Peraza, por sua vez, diz que a presença do médico faz com que os municípios invistam nas unidades de saúde. Os pacientes também confirmam as melhorias ocasionadas com a chegada dos profissionais cubanos, principalmente, na marcação de consultas e redução do tempo de espera para conseguir atendimento. 

Ao completar cinco anos, o futuro do programa é visto como incógnita entre pesquisadores que avaliam o Mais Médicos desde sua criação. Ao assumir o governo em 2016, Michel Temer mudou algumas de suas diretrizes. A principal mudança foi a substituição dos profissionais cubanos, que chegaram a preencher mais de 11,4 mil vagas do programa.

Atualmente, segundo o Ministério da Saúde, o programa conta com 16,7 mil médicos em atividade, sendo 8,5 mil cubanos, 4,9 mil brasileiros formados no Brasil e 3,2 mil graduados no exterior.

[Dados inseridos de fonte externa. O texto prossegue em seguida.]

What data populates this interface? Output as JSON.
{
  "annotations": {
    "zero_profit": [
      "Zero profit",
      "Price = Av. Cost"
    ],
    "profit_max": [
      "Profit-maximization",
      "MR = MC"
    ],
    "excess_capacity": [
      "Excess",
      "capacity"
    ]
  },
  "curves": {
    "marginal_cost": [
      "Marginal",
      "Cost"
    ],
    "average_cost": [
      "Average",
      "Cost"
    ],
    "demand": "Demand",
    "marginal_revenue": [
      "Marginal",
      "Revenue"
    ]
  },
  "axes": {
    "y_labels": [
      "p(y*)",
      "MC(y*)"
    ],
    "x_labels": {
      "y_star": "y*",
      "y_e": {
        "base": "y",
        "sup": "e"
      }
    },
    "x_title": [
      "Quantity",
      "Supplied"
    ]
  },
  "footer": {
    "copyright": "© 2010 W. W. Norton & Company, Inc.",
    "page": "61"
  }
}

Segundo o secretário de Saúde de Lagarto, a extinção do Mais Médicos geraria grande insatisfação de todos os municípios que participam do programa, principalmente, os mais carentes.

Uma renovação do contrato por mais um período não é uma opção para Danieyis Rivadeneira Pèrez e Yumisleidys Milian Perez, que deixaram filhos de 3 anos e de 5 anos, respectivamente, em Cuba. O governo cubano autoriza a viagem de crianças com os pais médicos por apenas três meses, alegando que presença dos filhos pode atrapalhar o trabalho.

"Pretendo ficar apenas os três anos. Gostei daqui, conheci pessoas muito simpáticas, mas a saudade me faz retornar", ressalta Yumisleidys.

Para Peraza, que está na metade do contrato, ainda é cedo para pensar sobre uma renovação por mais três anos. Já Gomes, que casou com um brasileiro, permanecer por um terceiro período no país seria uma opção, mas ela não descarta voltar a Cuba em 2019.